# Unit 1: Exploratory Data Analysis on the MovieLens 100k Dataset

The [MovieLens](https://grouplens.org/datasets/movielens/) datasets are for recommender systems practitioners and researchers what MNIST is to computer vision people. Of course, the MovieLens datasets are not the only public datasets used in the RecSys community, but the most widely used. There are also the
* [Million Song Dataset](http://millionsongdataset.com/)
* [Amazon product review dataset](https://nijianmo.github.io/amazon/index.html)
* [Criteo datasets](https://labs.criteo.com/category/dataset/)
* [BookCrossings](http://www2.informatik.uni-freiburg.de/~cziegler/BX/) and many more

On _kdnuggets_ you can find a [simple overview](https://www.kdnuggets.com/2016/02/nine-datasets-investigating-recommender-systems.html) of some of them.

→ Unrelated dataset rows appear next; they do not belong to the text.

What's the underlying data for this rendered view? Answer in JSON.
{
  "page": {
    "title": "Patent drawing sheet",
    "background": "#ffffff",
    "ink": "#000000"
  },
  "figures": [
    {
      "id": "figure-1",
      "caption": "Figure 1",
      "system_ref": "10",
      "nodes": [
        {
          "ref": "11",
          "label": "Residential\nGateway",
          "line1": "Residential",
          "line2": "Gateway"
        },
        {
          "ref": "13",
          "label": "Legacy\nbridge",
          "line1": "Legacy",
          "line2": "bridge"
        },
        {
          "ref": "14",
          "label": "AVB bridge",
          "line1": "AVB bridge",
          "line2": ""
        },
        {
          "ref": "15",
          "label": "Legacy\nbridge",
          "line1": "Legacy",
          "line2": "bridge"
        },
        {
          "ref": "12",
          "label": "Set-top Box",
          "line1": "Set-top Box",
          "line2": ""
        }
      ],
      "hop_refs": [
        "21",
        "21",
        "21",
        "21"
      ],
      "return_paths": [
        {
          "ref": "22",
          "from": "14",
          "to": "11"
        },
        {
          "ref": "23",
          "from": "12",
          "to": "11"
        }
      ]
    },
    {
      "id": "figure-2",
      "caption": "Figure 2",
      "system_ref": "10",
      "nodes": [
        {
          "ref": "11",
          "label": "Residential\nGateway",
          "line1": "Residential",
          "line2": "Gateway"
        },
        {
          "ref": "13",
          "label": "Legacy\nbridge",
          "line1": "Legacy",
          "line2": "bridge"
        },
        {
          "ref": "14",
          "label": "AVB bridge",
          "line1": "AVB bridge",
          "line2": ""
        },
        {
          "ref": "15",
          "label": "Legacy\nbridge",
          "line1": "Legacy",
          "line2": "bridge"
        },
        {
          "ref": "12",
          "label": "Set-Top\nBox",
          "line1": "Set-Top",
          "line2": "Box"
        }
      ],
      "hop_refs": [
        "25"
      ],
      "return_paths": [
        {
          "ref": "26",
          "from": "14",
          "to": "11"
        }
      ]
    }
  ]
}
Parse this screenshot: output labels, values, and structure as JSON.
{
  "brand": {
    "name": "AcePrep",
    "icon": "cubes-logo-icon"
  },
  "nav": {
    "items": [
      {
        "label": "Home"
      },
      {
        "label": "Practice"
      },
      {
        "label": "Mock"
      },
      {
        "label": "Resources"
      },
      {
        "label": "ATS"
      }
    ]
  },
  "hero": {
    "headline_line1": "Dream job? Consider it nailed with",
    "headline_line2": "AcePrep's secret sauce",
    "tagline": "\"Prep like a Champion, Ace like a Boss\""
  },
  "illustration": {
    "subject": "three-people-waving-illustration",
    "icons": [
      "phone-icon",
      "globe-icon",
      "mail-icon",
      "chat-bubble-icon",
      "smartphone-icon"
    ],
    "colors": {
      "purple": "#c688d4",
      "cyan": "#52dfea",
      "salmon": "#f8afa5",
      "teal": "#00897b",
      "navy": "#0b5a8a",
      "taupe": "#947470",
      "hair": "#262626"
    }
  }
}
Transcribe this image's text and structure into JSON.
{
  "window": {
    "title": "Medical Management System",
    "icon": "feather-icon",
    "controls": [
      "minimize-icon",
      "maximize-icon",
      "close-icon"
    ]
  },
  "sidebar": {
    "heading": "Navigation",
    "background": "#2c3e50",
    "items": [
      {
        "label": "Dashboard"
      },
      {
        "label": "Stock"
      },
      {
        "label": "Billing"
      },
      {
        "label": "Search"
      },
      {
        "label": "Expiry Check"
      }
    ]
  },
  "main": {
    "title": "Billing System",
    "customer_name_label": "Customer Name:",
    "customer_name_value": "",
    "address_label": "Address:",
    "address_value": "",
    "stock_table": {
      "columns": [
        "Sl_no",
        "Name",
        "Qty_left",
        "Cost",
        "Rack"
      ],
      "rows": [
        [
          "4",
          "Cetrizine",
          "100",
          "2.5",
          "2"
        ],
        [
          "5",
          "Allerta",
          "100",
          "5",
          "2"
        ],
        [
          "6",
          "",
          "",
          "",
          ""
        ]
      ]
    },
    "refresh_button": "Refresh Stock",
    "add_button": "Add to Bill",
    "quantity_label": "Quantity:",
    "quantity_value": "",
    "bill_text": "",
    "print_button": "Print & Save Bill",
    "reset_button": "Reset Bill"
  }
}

MovieLens comes in different sizes regarding the number of movie ratings, user, items. Take a look at the GroupLens website and explore them youself.

In [None]:
import numpy as np
import pandas as pd
import seaborn as sns

In [None]:
from recsys_training.data import genres

In [None]:
ml100k_ratings_filepath = '../../data/raw/ml-100k/u.data'
ml100k_item_filepath = '../../data/raw/ml-100k/u.item'
ml100k_user_filepath = '../../data/raw/ml-100k/u.user'

## Load Data

In [None]:
ratings = pd.read_csv(ml100k_ratings_filepath,
                      sep='\t',
                      header=None,
                      names=['user', 'item', 'rating', 'timestamp'],
                      engine='python')

In [None]:
items = pd.read_csv(ml100k_item_filepath, sep='|', header=None,
                    names=['item', 'title', 'release', 'video_release', 'imdb_url']+genres,
                    engine='python')

In [None]:
users = pd.read_csv(ml100k_user_filepath, sep='|', header=None,
                    names=['user', 'age', 'gender', 'occupation', 'zip'])

## Data Exploration

In this unit, we like to get a better picture of the data we use for making recommendations in the upcoming units. Therefore, let's have a look to some statistics to get confident with the data and algorithms.

![](../parrot.png)

**Task:**
Let's find out the following:

* number of users
* number of items
* rating distribution
* user / item mean ratings
* popularity skewness
    * user rating count distribution
    * item rating count distribution
* time
* sparsity
* user / item features

### number of users

In [None]:
n_users = ratings['user'].unique().shape[0]
n_users

In [None]:
ratings['user'].unique().min()

In [None]:
ratings['user'].unique().max()

### number of items

In [None]:
n_items = ratings['item'].unique().shape[0]
n_items

In [None]:
ratings['item'].unique().min()

In [None]:
ratings['item'].unique().max()

### user rating distribution

In [None]:
ratings['rating'].value_counts().sort_index()

In [None]:
ratings['rating'].value_counts(normalize=True).sort_index()

In [None]:
sns.barplot(x=ratings['rating'].value_counts(normalize=True).sort_index().index,
            y=ratings['rating'].value_counts(normalize=True).sort_index().values)

In [None]:
ratings['rating'].describe()

### user rating count distribution

In [None]:
quantiles = ratings['user'].value_counts(normalize=True).cumsum()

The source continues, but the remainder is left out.